Today's topic is actually something that I stumbled onto last night by accident. We have a few Columbia locals following our twitter feed (@TopTenWines) who dropped by the shop looking for wines to pair with carrot cake (they do a weekly Cake and a Movie event). I blanked a little bit; carrot cake isn't something that I think about very often and my intuitive pairing idea is of course milk. In terms of wine, I suggested the following:
1. Late harvest muscat from Rutherglen in Australia, a decadently jammy dessert wine full of figs and spice.
2. Roussanne from Domaine de Lancyre in the Rhone Valley; a clean, minerally wine with tart fruit and undertones of dusty, spicy minerality.
3. Riesling from Germany. The pure, mineral driven wines made from Riesling are exceptionally versatile, with brisk acidity, pure fruit flavors, and low alcohol.

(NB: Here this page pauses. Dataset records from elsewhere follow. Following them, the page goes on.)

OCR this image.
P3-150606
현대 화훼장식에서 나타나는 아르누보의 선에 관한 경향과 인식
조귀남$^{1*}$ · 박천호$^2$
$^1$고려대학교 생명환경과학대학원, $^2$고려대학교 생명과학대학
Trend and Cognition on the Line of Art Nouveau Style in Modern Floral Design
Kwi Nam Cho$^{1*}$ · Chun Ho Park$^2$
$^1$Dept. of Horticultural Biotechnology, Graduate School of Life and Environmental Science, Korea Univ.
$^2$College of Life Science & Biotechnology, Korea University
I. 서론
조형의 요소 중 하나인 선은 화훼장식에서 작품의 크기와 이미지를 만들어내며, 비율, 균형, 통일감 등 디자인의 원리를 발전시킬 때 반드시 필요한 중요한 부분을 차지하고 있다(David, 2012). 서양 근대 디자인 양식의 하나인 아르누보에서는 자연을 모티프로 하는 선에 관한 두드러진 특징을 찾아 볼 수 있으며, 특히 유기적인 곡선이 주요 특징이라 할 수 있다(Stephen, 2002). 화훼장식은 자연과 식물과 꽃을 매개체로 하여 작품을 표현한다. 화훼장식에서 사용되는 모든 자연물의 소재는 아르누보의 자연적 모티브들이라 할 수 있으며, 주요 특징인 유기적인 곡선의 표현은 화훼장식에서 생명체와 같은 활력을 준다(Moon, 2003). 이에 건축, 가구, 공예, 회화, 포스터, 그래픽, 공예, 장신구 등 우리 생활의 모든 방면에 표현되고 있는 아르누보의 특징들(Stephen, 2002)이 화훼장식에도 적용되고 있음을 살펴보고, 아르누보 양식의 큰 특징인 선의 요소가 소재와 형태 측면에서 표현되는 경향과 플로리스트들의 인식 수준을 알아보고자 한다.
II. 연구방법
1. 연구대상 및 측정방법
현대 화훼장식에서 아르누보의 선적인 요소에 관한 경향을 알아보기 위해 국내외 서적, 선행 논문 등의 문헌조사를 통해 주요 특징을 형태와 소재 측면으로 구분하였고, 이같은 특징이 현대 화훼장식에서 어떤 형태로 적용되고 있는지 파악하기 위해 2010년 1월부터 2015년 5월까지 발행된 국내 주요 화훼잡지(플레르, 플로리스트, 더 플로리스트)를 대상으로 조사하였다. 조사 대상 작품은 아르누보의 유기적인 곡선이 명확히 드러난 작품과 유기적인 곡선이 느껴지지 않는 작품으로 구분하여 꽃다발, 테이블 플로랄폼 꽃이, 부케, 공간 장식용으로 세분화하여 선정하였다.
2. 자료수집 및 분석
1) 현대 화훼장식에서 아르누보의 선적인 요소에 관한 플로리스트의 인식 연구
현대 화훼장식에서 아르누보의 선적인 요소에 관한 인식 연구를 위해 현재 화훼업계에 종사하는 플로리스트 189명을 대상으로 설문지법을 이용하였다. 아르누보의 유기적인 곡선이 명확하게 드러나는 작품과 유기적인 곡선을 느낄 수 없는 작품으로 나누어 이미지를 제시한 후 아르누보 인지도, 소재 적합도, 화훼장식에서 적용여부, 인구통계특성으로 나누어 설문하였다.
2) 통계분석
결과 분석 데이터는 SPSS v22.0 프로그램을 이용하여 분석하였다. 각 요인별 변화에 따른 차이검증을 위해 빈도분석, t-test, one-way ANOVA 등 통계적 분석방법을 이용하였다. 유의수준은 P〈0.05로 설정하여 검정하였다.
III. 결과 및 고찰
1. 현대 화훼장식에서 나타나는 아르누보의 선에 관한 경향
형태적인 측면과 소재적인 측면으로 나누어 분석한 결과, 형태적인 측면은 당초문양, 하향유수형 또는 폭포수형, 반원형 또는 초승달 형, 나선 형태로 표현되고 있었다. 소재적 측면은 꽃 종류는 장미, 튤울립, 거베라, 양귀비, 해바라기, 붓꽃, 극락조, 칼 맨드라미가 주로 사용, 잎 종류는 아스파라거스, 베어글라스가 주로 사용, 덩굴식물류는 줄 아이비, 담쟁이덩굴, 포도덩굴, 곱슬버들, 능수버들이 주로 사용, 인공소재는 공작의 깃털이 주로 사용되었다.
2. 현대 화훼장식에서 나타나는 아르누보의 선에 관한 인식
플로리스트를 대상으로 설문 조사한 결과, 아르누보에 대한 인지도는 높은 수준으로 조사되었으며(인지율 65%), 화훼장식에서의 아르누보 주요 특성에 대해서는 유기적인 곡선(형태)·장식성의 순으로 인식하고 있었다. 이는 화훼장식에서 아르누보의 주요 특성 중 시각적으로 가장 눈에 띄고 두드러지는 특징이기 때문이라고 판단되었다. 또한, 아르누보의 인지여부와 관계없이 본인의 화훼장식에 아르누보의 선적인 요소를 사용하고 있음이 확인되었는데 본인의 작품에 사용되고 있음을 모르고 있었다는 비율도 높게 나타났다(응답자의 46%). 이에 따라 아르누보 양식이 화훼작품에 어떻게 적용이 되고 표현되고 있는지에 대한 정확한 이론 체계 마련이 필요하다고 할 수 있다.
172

4. Viognier from Ninet de Pena in southern France. A fat, viscously textured wine with a lot of candied fruit (people have variously identified candied raspberry, banana, and fruit loops as aromatic components).
This afternoon at the shop, Paul suggested German icewine (eiswein), with the theory that sweet wines do well with sweet food. Tays, our representative from Glazer's Midwest, suggested Moscato, the sweet, slightly effervescent wines from Piedmont.
The lesson is of course that most foods are pairable with wine; indeed, it helps to think of wine as a food or condiment. Pairing is an intuitive habit; it's why any kid wants to drink milk with cookies. Of course, this is something that is easiest understood through experience. For people who want to understand food and wine pairing better, my suggestion is simple: Drink more!